If you follow these basic guidelines and keep an eye out for the Top Ten common poisonous plants you should fair just fine. Make sure to educate your family and other families too!


5 Responses to Watch Out! Poisonous Plants of Hawaii Identification Guide

  1. Carol Caseylittell February 14, 2019 at 11:02 am #

    Mahalo nui loa. So much for the info on your blog. Especially important the pictures of dangerous/poisonous plants. Had someone tell me of a plant and thought it was a japanese maple. Turns out it was a cassava plant. It was fine to grow my green beans on until August. The oils gave me one serious rash! Alcohol helped get it off my skin. I have small pets and must be on the look out for them. Just changed my mind about planting the kukui near them.
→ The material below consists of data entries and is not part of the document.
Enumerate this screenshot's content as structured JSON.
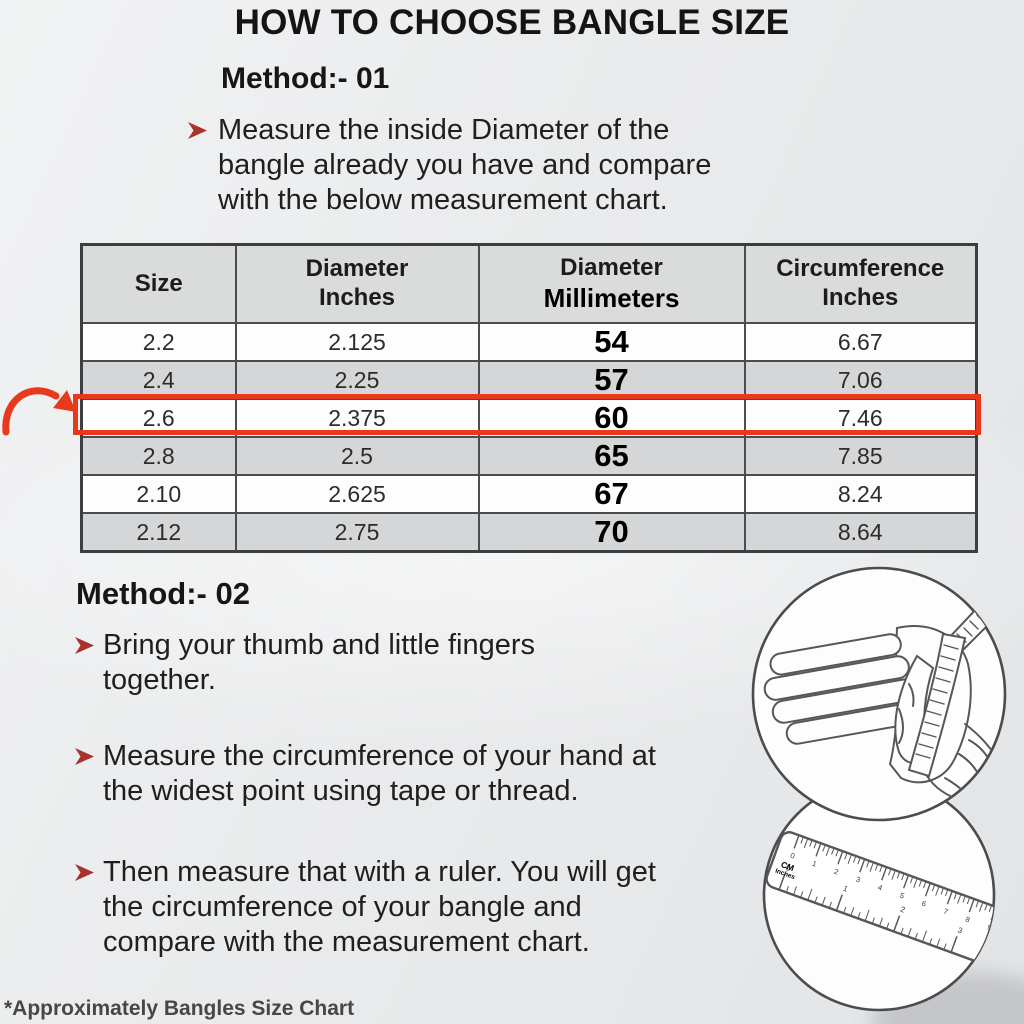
{
  "title": "HOW TO CHOOSE BANGLE SIZE",
  "method1": {
    "heading": "Method:- 01",
    "bullet": "Measure the inside Diameter of the bangle already you have and compare with the below measurement chart."
  },
  "table": {
    "col_headers": [
      {
        "line1": "Size",
        "line2": ""
      },
      {
        "line1": "Diameter",
        "line2": "Inches"
      },
      {
        "line1": "Diameter",
        "line2": "Millimeters"
      },
      {
        "line1": "Circumference",
        "line2": "Inches"
      }
    ],
    "rows": [
      {
        "size": "2.2",
        "diameter_inches": "2.125",
        "diameter_millimeters": "54",
        "circumference_inches": "6.67",
        "highlighted": false
      },
      {
        "size": "2.4",
        "diameter_inches": "2.25",
        "diameter_millimeters": "57",
        "circumference_inches": "7.06",
        "highlighted": false
      },
      {
        "size": "2.6",
        "diameter_inches": "2.375",
        "diameter_millimeters": "60",
        "circumference_inches": "7.46",
        "highlighted": true
      },
      {
        "size": "2.8",
        "diameter_inches": "2.5",
        "diameter_millimeters": "65",
        "circumference_inches": "7.85",
        "highlighted": false
      },
      {
        "size": "2.10",
        "diameter_inches": "2.625",
        "diameter_millimeters": "67",
        "circumference_inches": "8.24",
        "highlighted": false
      },
      {
        "size": "2.12",
        "diameter_inches": "2.75",
        "diameter_millimeters": "70",
        "circumference_inches": "8.64",
        "highlighted": false
      }
    ],
    "highlighted_row_size": "2.6"
  },
  "method2": {
    "heading": "Method:- 02",
    "bullets": [
      "Bring your thumb and little fingers together.",
      "Measure the circumference of your hand at the widest point using tape or thread.",
      "Then measure that with a ruler. You will get the circumference of your bangle and compare with the measurement chart."
    ]
  },
  "illustrations": {
    "hand": {
      "name": "hand-with-measuring-tape"
    },
    "ruler": {
      "cm_label": "CM",
      "inches_label": "Inches",
      "cm_numbers": [
        "0",
        "1",
        "2",
        "3",
        "4",
        "5",
        "6",
        "7",
        "8",
        "9"
      ],
      "inch_numbers": [
        "0",
        "1",
        "2",
        "3"
      ]
    }
  },
  "footnote": "*Approximately Bangles Size Chart",
  "colors": {
    "highlight_red": "#e8391d",
    "bullet_maroon": "#a8322e",
    "table_header_gray": "#dadbdb",
    "table_alt_row_gray": "#d5d6d7"
  }
}
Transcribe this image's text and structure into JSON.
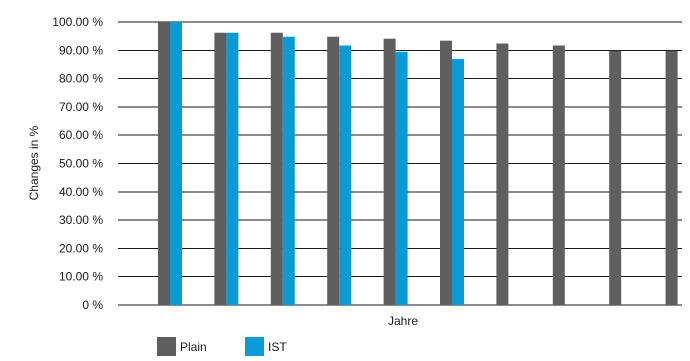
{
  "chart_data": {
    "type": "bar",
    "title": "",
    "xlabel": "Jahre",
    "ylabel": "Changes in %",
    "ylim": [
      0,
      100
    ],
    "y_ticks": [
      "0 %",
      "10.00 %",
      "20.00 %",
      "30.00 %",
      "40.00 %",
      "50.00 %",
      "60.00 %",
      "70.00 %",
      "80.00 %",
      "90.00 %",
      "100.00 %"
    ],
    "categories": [
      "",
      "",
      "",
      "",
      "",
      "",
      "",
      "",
      "",
      ""
    ],
    "series": [
      {
        "name": "Plain",
        "color": "#5f5f5f",
        "values": [
          100,
          96.2,
          96.2,
          94.8,
          94.1,
          93.4,
          92.4,
          91.7,
          89.8,
          89.8
        ]
      },
      {
        "name": "IST",
        "color": "#0a9bd6",
        "values": [
          100,
          96.2,
          94.8,
          91.7,
          89.5,
          86.9,
          null,
          null,
          null,
          null
        ]
      }
    ],
    "grid": true,
    "legend_position": "bottom-left"
  }
}
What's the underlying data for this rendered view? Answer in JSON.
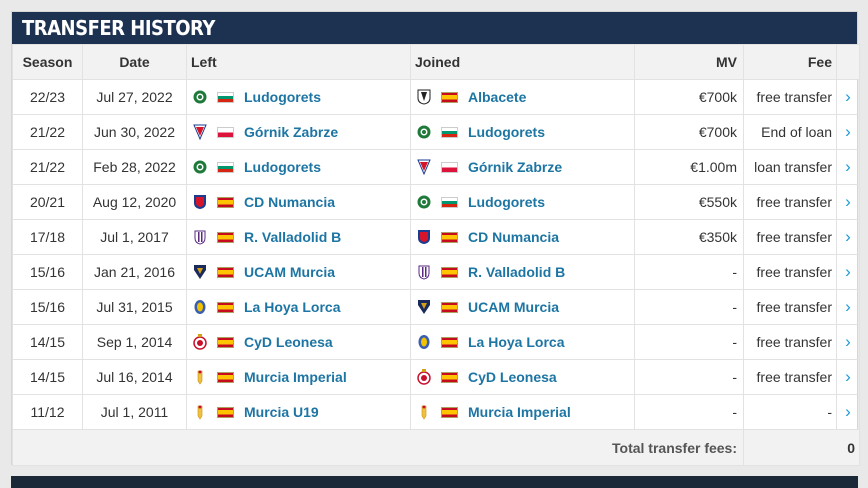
{
  "header": {
    "title": "TRANSFER HISTORY"
  },
  "columns": {
    "season": "Season",
    "date": "Date",
    "left": "Left",
    "joined": "Joined",
    "mv": "MV",
    "fee": "Fee"
  },
  "rows": [
    {
      "season": "22/23",
      "date": "Jul 27, 2022",
      "left": {
        "name": "Ludogorets",
        "flag": "bulgaria-flag",
        "crest": "ludogorets-crest"
      },
      "joined": {
        "name": "Albacete",
        "flag": "spain-flag",
        "crest": "albacete-crest"
      },
      "mv": "€700k",
      "fee": "free transfer"
    },
    {
      "season": "21/22",
      "date": "Jun 30, 2022",
      "left": {
        "name": "Górnik Zabrze",
        "flag": "poland-flag",
        "crest": "gornik-zabrze-crest"
      },
      "joined": {
        "name": "Ludogorets",
        "flag": "bulgaria-flag",
        "crest": "ludogorets-crest"
      },
      "mv": "€700k",
      "fee": "End of loan"
    },
    {
      "season": "21/22",
      "date": "Feb 28, 2022",
      "left": {
        "name": "Ludogorets",
        "flag": "bulgaria-flag",
        "crest": "ludogorets-crest"
      },
      "joined": {
        "name": "Górnik Zabrze",
        "flag": "poland-flag",
        "crest": "gornik-zabrze-crest"
      },
      "mv": "€1.00m",
      "fee": "loan transfer"
    },
    {
      "season": "20/21",
      "date": "Aug 12, 2020",
      "left": {
        "name": "CD Numancia",
        "flag": "spain-flag",
        "crest": "numancia-crest"
      },
      "joined": {
        "name": "Ludogorets",
        "flag": "bulgaria-flag",
        "crest": "ludogorets-crest"
      },
      "mv": "€550k",
      "fee": "free transfer"
    },
    {
      "season": "17/18",
      "date": "Jul 1, 2017",
      "left": {
        "name": "R. Valladolid B",
        "flag": "spain-flag",
        "crest": "valladolid-crest"
      },
      "joined": {
        "name": "CD Numancia",
        "flag": "spain-flag",
        "crest": "numancia-crest"
      },
      "mv": "€350k",
      "fee": "free transfer"
    },
    {
      "season": "15/16",
      "date": "Jan 21, 2016",
      "left": {
        "name": "UCAM Murcia",
        "flag": "spain-flag",
        "crest": "ucam-murcia-crest"
      },
      "joined": {
        "name": "R. Valladolid B",
        "flag": "spain-flag",
        "crest": "valladolid-crest"
      },
      "mv": "-",
      "fee": "free transfer"
    },
    {
      "season": "15/16",
      "date": "Jul 31, 2015",
      "left": {
        "name": "La Hoya Lorca",
        "flag": "spain-flag",
        "crest": "la-hoya-lorca-crest"
      },
      "joined": {
        "name": "UCAM Murcia",
        "flag": "spain-flag",
        "crest": "ucam-murcia-crest"
      },
      "mv": "-",
      "fee": "free transfer"
    },
    {
      "season": "14/15",
      "date": "Sep 1, 2014",
      "left": {
        "name": "CyD Leonesa",
        "flag": "spain-flag",
        "crest": "leonesa-crest"
      },
      "joined": {
        "name": "La Hoya Lorca",
        "flag": "spain-flag",
        "crest": "la-hoya-lorca-crest"
      },
      "mv": "-",
      "fee": "free transfer"
    },
    {
      "season": "14/15",
      "date": "Jul 16, 2014",
      "left": {
        "name": "Murcia Imperial",
        "flag": "spain-flag",
        "crest": "murcia-imperial-crest"
      },
      "joined": {
        "name": "CyD Leonesa",
        "flag": "spain-flag",
        "crest": "leonesa-crest"
      },
      "mv": "-",
      "fee": "free transfer"
    },
    {
      "season": "11/12",
      "date": "Jul 1, 2011",
      "left": {
        "name": "Murcia U19",
        "flag": "spain-flag",
        "crest": "murcia-imperial-crest"
      },
      "joined": {
        "name": "Murcia Imperial",
        "flag": "spain-flag",
        "crest": "murcia-imperial-crest"
      },
      "mv": "-",
      "fee": "-"
    }
  ],
  "footer": {
    "total_label": "Total transfer fees:",
    "total_value": "0"
  },
  "colors": {
    "header_bg": "#1d3150",
    "link": "#1d75a3",
    "arrow": "#1d9bd6"
  }
}
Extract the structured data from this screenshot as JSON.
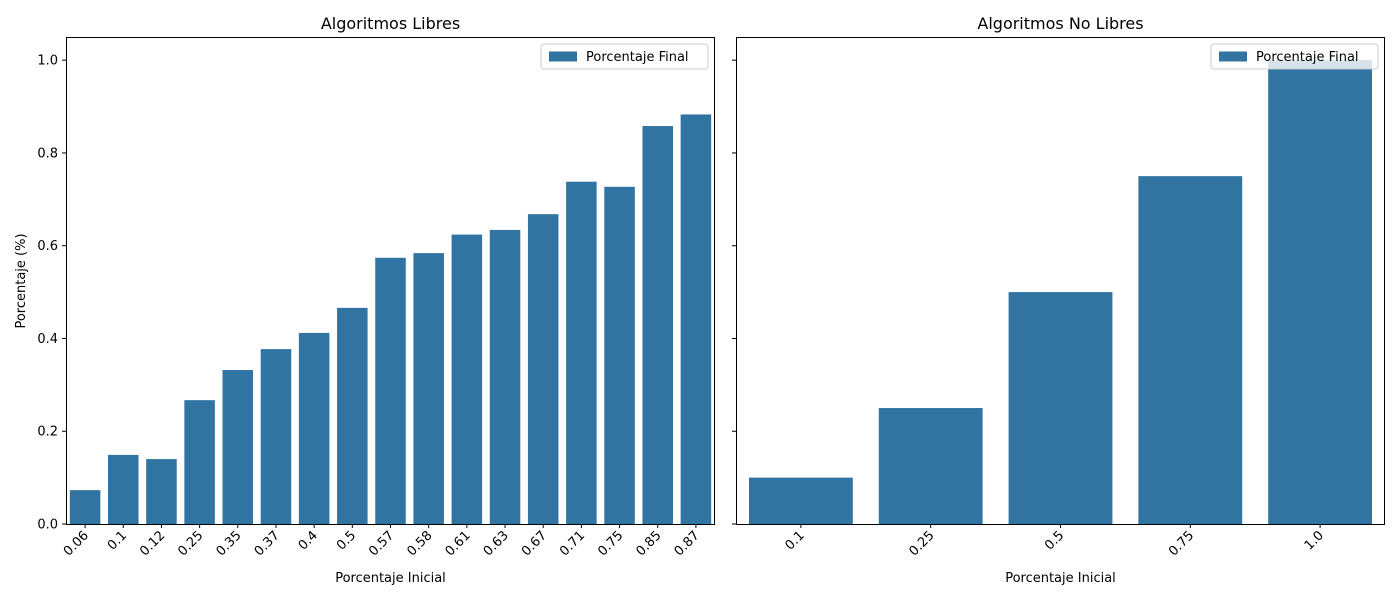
{
  "chart_data": [
    {
      "type": "bar",
      "title": "Algoritmos Libres",
      "xlabel": "Porcentaje Inicial",
      "ylabel": "Porcentaje (%)",
      "ylim": [
        0,
        1.05
      ],
      "yticks": [
        "0.0",
        "0.2",
        "0.4",
        "0.6",
        "0.8",
        "1.0"
      ],
      "legend": {
        "label": "Porcentaje Final",
        "position": "upper right"
      },
      "color": "#3274a1",
      "categories": [
        "0.06",
        "0.1",
        "0.12",
        "0.25",
        "0.35",
        "0.37",
        "0.4",
        "0.5",
        "0.57",
        "0.58",
        "0.61",
        "0.63",
        "0.67",
        "0.71",
        "0.75",
        "0.85",
        "0.87"
      ],
      "values": [
        0.073,
        0.149,
        0.14,
        0.267,
        0.332,
        0.377,
        0.412,
        0.466,
        0.574,
        0.584,
        0.624,
        0.634,
        0.668,
        0.738,
        0.727,
        0.858,
        0.883
      ]
    },
    {
      "type": "bar",
      "title": "Algoritmos No Libres",
      "xlabel": "Porcentaje Inicial",
      "ylabel": "",
      "ylim": [
        0,
        1.05
      ],
      "yticks": [
        "0.0",
        "0.2",
        "0.4",
        "0.6",
        "0.8",
        "1.0"
      ],
      "legend": {
        "label": "Porcentaje Final",
        "position": "upper right"
      },
      "color": "#3274a1",
      "categories": [
        "0.1",
        "0.25",
        "0.5",
        "0.75",
        "1.0"
      ],
      "values": [
        0.1,
        0.25,
        0.5,
        0.75,
        1.0
      ]
    }
  ]
}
  2. Ron Ross August 3, 2019 at 5:09 pm #

    After reading this article I realized now what caused the itching red rash and espicially burning eyes after I got my older dog out of a ditch he could not crawl out of. Although the pictures you see here is a little fuzzy it is no dought a pencil plant, I didn’t come into direct contact with it but the ground around it must have some residue. Five days later the itching and redness is subsidised. WOW

  3. Mary Lyons March 4, 2020 at 12:28 pm #

    Thanks so much! Now I know that Hawaii has many poisonous plants as well as animals.

    • Wendy Wilde June 26, 2020 at 8:37 pm #

      Can a Niihau plant poison a dog or person?

  4. Arnie Serota March 21, 2021 at 10:08 am #

    Oleanders and “be stills” have been known to cause blindness if the sap gets into your eyes. when trimming, please wear goggles.